The second version of Wish is called true wish and it is responsible for legendary and tragic effects that made this spell (in)famous. This is also quoted by the SRD in the following paragraph:

You may try to use a wish to produce greater effects than these, but doing so is dangerous. (The wish may pervert your intent into a literal but undesirable fulfillment or only a partial fulfillment, at the GM's discretion.)

The catch is that now true wish requires an additional and special component: an outsider’s true name, body part or relic. And not only from any outside but from a special and unique creature like: solars, agathion leaders, infernal dukes and archdukes (and archdevils), balor lords or demon lords, titans, Eldest/fey lords, asura ranas, pleromas, rakshasa immortals, olethrodaemon paragons (or even one of Four Horsemen), kami lords, akvan princes, yamarajs, noble genies, empyreal lords, kyton demagogues, elemental princes etc. (Anything below a true deity, including a few unique outsiders, legendary figures – like Baba Yaga – and quasi-deities).

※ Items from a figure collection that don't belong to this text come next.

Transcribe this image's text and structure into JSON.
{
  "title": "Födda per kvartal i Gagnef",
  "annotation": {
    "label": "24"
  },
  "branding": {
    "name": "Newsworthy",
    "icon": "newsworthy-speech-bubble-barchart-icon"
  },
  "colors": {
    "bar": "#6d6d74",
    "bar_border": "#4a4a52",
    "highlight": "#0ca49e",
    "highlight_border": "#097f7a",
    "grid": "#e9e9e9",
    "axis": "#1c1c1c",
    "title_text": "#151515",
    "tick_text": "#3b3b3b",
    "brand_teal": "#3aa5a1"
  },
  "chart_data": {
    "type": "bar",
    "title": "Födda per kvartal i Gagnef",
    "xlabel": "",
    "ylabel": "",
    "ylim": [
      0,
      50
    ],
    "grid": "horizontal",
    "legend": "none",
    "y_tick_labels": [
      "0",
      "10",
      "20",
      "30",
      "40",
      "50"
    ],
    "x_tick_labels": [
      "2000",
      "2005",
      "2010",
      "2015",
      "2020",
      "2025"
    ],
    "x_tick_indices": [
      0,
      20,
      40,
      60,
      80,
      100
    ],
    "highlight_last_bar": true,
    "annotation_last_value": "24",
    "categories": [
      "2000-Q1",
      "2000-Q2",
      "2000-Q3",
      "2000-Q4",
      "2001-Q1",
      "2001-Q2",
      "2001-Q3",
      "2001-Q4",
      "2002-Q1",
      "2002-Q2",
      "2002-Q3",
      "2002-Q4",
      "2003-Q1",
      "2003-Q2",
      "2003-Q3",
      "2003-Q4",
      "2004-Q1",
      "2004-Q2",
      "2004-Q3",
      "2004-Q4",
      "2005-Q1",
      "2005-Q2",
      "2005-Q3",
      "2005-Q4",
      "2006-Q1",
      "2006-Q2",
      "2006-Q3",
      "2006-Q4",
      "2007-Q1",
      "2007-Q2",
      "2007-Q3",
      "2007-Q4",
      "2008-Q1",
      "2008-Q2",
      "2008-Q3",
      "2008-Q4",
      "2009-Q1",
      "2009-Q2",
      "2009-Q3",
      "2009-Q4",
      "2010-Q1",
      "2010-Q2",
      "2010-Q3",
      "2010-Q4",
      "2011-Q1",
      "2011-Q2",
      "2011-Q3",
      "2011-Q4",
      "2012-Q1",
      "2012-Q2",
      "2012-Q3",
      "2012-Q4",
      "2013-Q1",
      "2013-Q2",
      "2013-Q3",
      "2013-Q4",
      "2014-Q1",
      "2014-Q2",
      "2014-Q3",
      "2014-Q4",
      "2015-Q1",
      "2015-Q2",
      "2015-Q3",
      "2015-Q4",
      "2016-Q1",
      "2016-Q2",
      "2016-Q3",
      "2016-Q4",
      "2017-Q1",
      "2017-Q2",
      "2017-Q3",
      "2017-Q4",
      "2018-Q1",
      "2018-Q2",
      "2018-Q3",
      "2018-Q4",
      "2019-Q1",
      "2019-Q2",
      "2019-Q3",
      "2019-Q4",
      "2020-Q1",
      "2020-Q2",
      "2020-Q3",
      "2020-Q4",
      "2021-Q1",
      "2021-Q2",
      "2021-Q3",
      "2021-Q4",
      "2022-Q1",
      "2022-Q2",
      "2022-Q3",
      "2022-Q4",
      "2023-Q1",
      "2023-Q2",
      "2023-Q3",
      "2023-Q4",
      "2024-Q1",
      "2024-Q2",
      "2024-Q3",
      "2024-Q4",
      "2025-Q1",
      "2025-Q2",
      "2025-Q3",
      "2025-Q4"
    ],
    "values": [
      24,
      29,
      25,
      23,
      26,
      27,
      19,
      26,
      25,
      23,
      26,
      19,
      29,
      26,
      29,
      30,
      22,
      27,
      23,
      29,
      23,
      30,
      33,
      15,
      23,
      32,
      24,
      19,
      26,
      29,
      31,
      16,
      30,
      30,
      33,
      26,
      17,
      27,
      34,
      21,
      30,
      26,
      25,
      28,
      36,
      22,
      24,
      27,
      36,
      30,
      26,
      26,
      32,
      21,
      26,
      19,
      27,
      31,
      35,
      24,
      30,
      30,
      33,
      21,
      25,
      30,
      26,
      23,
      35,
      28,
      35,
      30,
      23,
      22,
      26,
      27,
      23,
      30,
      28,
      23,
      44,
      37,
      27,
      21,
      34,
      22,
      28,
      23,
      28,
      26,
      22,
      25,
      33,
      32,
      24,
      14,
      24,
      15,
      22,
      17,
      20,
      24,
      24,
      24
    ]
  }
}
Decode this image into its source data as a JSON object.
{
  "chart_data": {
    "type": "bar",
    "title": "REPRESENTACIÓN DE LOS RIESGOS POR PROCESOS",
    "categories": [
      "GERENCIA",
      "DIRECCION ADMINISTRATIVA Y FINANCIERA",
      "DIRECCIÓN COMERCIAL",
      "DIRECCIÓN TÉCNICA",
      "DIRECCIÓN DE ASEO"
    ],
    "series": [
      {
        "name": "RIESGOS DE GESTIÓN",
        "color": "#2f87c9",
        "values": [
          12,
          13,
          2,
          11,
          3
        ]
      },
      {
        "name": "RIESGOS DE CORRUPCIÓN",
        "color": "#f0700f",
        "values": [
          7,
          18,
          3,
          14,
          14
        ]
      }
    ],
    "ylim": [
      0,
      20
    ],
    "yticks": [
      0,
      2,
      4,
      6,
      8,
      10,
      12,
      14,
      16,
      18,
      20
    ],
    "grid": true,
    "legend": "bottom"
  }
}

A true wish allows a caster to reach higher levels of power, but at greater risk. Things like true immortality, potent powers, access to unique artifacts or dimensions etc. are the province of such creatures. Meta-gamely speaking, this new requirements will make these types of Wish more memorable and hard to get, besides granting all types of hooks, quests and adventure-material for your campaign (even if the party is of a lower level, a true wish is the perfect opportunity for an archwizard to hire the service of adventurers). Finally, using a Wish through the lens of a particular outsider gives the Gamemaster excellent guidelines to properly adapt (and corrupt) the wisher’s interpretation.

Finally, beyond spell channeling and true wish, lies the potent (and dangerous) field of the true dweomers. This is what Geb was doing when he transformed Nex’s borders into a wasteland. A true dweomer is a potent spell, with can only be used once and in particular time and/or circumstance; almost like a ritual. I doesn’t possess level requirement besides lots of casting of Wish, rare components, specific locations, unearthly knowledge requisites etc. In other words, I’m totally stealing from Swords & Wizardry’s advice – treat truly epic magic (of the type that create flying islands and destroy mountains) as a magic item research. Make each true dweomer unique, very specific and hard to get. Also don’t forget that – when the true dweomer is finally finished, lock and loaded – that it’s something extremely potent. You don’t need a Epic Level Handbook or extremely complex magic systems, just good hooks and challenging quests.

Hope this idea can help your campaigns.